Opposition, NHT face off on policy direction
OPPOSITION Spokesman on Housing Dr Horace Chang suggested yesterday that the National Housing Trust (NHT) has been failing to fulfil its vision of funding housing solutions for low-income Jamaican workers.
But, in response permanent secretary in the Office of the Prime Minister (OPM) and NHT officers attending yesterday’s meeting of Parliament’s Public Administration and Appropriations Committee (PAAC) put up a strong defence in favour of the entity’s programmes.
The discussion was among the highlights of the weekly meeting of Parliament’s PAAC at Gordon House.
Dr Chang said the NHT has been focusing on finding solutions for the middle class and not paying enough attention to low-income workers, which was its original mandate
He said that, because of this, the Trust has been unable to provide benefits for more than 25 per cent of its contributors, since its inception in 1962.
Senior general manager at NHT Donald Moore said, while only 17 per cent of its income is contributed by workers earning $10,000 or less per week, that wage group has been obtaining 37 percent of the loans it has been providing.
“What we are trying to do is to provide solutions to all our contributors. So, for example, at the very, very low end of the scale, we are talking about service lots on which they can use their own means in sweat equity and so on. We are trying to do more houses for less. So, all the time, we are trying to see what solutions the contributor at the very lowest level of the income scale can afford. That is the work that we are doing currently,” Moore said.
Chang, however, noted that the NHT’s housing stock this year was way below projections, and its delivery was below “if not significantly below” projections, while there should have been improvements if the programme was working.
“You are doing little bits of everything and not doing any thing very well, except for the administration. You need to focus on how you can get financing to these contributors,” the opposition spokesman said.
Permanent Secretary in the OPM, under which the NHT falls, Onika Miller, took offence to the suggestion that the Trust was ineffective.

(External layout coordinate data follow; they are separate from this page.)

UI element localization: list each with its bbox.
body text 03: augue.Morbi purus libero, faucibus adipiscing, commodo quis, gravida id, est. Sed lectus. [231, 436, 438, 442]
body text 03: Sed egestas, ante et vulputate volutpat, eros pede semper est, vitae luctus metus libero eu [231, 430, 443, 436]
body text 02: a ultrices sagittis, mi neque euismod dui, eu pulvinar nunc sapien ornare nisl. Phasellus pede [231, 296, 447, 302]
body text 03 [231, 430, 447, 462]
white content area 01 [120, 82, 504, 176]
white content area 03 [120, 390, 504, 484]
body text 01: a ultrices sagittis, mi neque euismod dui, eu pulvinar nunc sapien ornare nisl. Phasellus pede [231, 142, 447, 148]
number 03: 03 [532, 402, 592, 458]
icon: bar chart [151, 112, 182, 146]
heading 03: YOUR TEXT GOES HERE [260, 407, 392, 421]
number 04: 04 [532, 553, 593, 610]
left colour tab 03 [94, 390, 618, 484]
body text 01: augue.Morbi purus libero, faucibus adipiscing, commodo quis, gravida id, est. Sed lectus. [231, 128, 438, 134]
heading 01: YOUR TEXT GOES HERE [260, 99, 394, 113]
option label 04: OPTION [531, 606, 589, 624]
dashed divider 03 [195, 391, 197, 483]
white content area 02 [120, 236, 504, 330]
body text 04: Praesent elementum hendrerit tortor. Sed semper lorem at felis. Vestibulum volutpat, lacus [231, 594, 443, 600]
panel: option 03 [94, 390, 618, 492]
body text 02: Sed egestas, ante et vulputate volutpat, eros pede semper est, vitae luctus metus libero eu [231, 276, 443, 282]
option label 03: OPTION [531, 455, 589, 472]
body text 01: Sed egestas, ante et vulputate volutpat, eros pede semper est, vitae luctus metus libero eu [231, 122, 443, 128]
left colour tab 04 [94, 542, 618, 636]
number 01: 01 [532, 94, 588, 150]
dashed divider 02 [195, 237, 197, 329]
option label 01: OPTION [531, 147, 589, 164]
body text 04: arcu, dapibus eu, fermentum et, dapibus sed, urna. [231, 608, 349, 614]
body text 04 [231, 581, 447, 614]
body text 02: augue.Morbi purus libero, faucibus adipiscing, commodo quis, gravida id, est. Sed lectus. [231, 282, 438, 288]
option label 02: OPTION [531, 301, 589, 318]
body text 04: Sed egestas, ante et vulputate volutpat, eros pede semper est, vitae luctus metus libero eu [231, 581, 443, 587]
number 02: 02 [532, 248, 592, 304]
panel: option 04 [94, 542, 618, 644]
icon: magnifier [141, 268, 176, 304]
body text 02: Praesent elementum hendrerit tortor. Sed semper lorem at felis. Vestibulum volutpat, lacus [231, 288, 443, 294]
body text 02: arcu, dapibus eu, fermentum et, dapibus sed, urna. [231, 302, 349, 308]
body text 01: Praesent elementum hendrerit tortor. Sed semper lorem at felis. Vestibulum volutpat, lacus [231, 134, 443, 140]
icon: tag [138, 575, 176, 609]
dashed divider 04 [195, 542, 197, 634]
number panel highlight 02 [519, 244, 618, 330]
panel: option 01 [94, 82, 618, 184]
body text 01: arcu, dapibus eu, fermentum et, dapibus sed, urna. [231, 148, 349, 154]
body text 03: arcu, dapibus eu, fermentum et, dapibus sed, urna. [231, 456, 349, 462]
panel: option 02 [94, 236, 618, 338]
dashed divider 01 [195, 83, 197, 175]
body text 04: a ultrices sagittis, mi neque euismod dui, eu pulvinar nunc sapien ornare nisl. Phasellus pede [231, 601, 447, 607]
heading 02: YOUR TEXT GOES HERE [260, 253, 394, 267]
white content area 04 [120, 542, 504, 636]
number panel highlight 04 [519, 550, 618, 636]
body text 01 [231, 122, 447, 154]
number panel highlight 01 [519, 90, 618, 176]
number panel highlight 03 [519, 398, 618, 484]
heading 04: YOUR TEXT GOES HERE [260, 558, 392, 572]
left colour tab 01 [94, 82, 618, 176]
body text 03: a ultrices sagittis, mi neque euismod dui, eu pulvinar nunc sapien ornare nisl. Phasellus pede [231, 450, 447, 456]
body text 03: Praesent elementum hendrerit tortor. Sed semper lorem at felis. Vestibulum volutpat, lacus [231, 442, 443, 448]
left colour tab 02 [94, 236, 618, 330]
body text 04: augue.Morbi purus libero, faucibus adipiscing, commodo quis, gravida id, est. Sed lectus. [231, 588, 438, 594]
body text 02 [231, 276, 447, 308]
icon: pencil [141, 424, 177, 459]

“I totally concede the point that there are things that we need to do better, and we need to do it more efficiently, and in fact leveraging the partnerships is the way to go. And, to the extent there are persons who are contributing, that you have mentioned, who are in that underserved category, we must find solutions to be able to address them,” she said.
“So, I am not at all saying that we are doing everything that is absolutely possible, but I don’t think that the overall characterisation ought to be that the Housing Trust is not doing what it needs to do,” she added.
Opposition MP Edmund Bartlett, who chairs the PAAC, summed up that the policy direction of the NHT was not of its own doing, and therefore the Government should take the blame if the policy was failing.